As already mentioned, our fixed costs have increased, driven partly by a challenging operating environment and partly by increased inflation. However, our total resource use guidance is unchanged as we continue to allocate dynamically between CapEx and OpEx within our total frame. On operating capital days, we are stable and on track to achieve our long-term targets. Back to the production performance, we continue our longer-term improvement work with several programs to increase long-term reliability through competence development, targeted critical equipment programs, operational excellence development and specific task forces to support critical assets. In addition, we have an increased focus on investments to improve plant flexibility and our ammonia logistics, both of which are particularly important in the current environment.

Looking at our net debt development. I've already covered the key elements within earnings, operating capital and investments. So I'll simply note that our cash earnings were strong this quarter, in particular, considering that the operating capital increase is due to higher prices and margins and normal seasonal patterns.

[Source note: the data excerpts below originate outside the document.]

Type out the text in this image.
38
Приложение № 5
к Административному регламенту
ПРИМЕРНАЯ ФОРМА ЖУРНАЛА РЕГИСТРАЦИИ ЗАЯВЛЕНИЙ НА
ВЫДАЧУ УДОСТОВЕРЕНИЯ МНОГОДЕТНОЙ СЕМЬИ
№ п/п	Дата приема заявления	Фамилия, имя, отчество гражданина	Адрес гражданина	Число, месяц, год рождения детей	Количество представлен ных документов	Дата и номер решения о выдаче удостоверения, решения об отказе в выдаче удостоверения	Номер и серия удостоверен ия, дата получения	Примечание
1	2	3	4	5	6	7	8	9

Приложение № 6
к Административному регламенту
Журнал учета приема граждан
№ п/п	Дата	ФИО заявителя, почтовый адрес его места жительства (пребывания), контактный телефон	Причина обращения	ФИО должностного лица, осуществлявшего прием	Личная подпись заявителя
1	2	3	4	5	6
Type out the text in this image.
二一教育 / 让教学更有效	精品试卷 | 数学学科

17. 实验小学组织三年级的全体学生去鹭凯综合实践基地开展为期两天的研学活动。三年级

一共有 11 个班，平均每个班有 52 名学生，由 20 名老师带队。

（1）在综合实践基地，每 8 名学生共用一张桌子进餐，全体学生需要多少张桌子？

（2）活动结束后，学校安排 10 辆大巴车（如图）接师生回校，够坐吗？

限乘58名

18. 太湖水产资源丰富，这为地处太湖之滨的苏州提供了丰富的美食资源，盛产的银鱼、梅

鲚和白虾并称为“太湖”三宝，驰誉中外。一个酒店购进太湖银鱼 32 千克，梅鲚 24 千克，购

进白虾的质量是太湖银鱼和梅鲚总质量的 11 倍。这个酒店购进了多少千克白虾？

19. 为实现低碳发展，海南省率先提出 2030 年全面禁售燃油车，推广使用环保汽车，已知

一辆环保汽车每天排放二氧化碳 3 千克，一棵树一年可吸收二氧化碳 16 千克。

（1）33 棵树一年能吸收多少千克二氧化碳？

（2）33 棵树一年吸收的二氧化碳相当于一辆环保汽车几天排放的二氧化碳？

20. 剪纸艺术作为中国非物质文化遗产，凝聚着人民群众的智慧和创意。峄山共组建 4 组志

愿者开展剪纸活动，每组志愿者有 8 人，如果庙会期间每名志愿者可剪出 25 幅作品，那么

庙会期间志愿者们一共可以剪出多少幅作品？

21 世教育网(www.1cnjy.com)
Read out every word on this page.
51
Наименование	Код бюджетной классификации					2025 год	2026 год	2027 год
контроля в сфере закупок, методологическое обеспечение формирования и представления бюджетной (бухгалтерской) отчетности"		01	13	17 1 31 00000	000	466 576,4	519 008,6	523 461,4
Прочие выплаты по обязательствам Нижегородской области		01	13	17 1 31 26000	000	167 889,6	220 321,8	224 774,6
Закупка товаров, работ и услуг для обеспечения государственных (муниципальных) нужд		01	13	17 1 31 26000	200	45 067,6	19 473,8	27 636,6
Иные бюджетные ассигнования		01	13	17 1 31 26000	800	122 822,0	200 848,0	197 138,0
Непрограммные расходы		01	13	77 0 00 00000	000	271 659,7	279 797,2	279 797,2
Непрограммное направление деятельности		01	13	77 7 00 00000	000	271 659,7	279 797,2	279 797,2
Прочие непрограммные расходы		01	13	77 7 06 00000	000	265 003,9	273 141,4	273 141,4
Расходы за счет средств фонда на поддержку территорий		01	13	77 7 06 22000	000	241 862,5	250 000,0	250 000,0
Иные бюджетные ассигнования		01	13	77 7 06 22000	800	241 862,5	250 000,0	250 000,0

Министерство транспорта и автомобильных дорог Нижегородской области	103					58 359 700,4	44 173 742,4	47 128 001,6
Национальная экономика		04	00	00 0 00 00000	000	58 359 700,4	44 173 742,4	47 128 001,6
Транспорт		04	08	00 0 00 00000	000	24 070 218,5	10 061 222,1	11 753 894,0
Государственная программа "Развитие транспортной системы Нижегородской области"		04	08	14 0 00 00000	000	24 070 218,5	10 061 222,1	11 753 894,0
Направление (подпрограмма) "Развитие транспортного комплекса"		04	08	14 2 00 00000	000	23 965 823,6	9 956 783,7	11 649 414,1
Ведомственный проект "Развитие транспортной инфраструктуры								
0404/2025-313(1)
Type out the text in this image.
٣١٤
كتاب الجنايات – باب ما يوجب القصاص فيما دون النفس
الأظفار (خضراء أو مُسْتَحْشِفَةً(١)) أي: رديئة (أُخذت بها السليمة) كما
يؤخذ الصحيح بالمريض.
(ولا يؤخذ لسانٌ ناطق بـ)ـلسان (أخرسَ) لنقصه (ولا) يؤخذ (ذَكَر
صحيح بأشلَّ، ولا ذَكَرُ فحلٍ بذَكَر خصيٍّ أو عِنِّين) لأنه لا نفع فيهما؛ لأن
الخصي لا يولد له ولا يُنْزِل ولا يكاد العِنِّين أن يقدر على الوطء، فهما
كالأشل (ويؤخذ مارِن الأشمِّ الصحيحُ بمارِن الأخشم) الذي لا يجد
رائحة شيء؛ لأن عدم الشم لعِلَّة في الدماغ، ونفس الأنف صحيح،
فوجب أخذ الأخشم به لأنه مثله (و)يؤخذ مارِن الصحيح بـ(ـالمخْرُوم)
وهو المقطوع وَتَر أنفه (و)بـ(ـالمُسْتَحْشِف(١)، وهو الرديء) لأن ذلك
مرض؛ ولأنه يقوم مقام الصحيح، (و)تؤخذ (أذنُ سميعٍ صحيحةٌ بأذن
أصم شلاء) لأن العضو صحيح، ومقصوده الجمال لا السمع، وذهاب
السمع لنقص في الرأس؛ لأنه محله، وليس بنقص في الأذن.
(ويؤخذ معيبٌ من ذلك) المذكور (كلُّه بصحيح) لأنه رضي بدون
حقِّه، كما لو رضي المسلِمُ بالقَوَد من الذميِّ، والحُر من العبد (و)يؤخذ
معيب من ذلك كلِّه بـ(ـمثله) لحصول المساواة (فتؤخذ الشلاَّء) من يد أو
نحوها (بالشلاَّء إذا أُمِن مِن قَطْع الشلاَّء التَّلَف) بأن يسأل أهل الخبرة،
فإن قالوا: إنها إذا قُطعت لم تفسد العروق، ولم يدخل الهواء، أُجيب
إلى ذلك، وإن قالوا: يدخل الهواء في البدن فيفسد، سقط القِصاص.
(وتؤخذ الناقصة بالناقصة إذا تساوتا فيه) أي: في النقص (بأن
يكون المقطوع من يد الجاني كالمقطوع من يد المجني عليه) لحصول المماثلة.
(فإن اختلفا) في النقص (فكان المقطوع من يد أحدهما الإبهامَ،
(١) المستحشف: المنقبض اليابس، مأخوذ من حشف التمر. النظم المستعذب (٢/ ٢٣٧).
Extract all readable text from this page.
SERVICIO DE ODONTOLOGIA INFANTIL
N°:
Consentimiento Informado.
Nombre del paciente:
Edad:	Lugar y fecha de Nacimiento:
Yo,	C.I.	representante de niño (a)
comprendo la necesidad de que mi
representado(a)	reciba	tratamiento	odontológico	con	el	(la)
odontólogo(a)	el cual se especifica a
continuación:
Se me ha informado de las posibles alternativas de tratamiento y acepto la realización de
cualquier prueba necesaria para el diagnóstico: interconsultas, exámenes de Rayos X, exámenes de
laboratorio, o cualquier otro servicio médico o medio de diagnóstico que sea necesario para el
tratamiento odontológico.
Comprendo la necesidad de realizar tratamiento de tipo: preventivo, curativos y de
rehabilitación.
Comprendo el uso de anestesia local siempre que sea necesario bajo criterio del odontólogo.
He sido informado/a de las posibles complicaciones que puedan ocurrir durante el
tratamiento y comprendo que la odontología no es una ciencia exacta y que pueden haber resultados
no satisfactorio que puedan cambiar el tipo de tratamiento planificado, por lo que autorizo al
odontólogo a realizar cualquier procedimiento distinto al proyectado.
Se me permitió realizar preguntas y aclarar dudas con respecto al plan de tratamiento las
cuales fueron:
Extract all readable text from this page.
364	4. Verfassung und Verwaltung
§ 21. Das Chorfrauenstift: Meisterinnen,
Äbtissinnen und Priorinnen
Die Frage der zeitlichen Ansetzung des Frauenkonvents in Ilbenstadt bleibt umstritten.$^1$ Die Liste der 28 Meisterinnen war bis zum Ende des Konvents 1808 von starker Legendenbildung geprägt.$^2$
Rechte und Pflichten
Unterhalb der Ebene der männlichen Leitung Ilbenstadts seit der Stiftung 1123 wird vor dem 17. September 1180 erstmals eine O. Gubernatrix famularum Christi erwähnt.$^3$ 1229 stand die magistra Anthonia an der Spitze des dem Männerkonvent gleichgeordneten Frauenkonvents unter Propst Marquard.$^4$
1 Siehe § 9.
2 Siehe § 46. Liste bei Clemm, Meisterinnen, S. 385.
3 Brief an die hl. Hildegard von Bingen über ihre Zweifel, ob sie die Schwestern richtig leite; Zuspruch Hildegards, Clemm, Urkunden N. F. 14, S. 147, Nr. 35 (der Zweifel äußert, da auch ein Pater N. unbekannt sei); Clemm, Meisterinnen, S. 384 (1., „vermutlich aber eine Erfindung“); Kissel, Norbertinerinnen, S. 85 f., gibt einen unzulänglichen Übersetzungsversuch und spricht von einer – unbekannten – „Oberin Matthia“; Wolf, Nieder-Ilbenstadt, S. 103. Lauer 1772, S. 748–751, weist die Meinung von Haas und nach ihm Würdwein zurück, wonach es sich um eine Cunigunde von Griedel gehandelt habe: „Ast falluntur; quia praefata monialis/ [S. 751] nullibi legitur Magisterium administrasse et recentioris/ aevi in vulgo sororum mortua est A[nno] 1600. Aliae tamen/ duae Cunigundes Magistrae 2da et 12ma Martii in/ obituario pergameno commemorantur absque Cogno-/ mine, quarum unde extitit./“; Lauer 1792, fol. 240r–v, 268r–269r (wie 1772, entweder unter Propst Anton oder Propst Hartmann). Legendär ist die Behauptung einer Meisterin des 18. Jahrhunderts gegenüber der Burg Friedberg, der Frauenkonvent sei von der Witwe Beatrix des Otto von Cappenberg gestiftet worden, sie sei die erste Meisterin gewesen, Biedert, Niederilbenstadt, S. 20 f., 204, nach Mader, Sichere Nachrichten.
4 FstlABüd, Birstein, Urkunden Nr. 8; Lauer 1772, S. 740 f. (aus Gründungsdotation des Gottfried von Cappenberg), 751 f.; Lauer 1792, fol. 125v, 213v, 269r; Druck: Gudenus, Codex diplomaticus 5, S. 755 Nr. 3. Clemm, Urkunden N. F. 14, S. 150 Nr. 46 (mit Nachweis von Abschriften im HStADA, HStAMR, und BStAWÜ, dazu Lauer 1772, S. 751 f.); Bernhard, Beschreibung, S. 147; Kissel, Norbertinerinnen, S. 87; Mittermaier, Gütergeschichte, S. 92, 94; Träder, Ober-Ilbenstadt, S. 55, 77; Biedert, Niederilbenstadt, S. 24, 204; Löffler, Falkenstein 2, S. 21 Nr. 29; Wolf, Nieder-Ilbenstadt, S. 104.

So on that positive note, I'll now hand you back to Svein Tore for his closing remarks.

S
Svein-Tore Holsether
executive

Thank you very much, Thor. As you have seen, Yara is effectively managing its operations also under very challenging conditions. But we are deeply concerned about the state of global agriculture. The world's food supply cannot be maintained without nitrogen. And as you see on this slide, Europe plays a very important role in global nitrogen production. But today, half of its capacity is curtailed because of high energy prices. In addition, there is also less supply available from China and several other locations as well.

To fight an escalating food crisis that is happening as we speak, the world needs all the food and all the fertilizer at its disposal. However, in the long term, it is critical for Europe to reduce our dependency on Russia, not only within energy, but also within fertilizer and food. We repeat our call for action to become less dependent on fertilizers from Russia, accelerate use of renewable energy and secured continued access to natural gas for the fertilizer industry.

As the world and Europe hopefully make these critical changes, Yara is not only strongly positioned to play a leading role in transforming agriculture, but also in the larger hydrogen economy. With a strategy focused on premium products sustainable solutions, operational excellence and innovation, we are well positioned to continue to generate strong shareholder returns.

So thank you, and then I'll hand back to Anika. Over to you.

A
Anika Jovik
executive

Thank you, everyone, for listening in today. As I said before, there will be an investor call in a little less than 40 minutes at 1 p.m. Oslo time. You can find the call-in details at yara.com under Investors and then under third quarter results or the financial -- under the financial calendar. And with that, we wish you a good day, and please join us at 1 p.m. Thank you.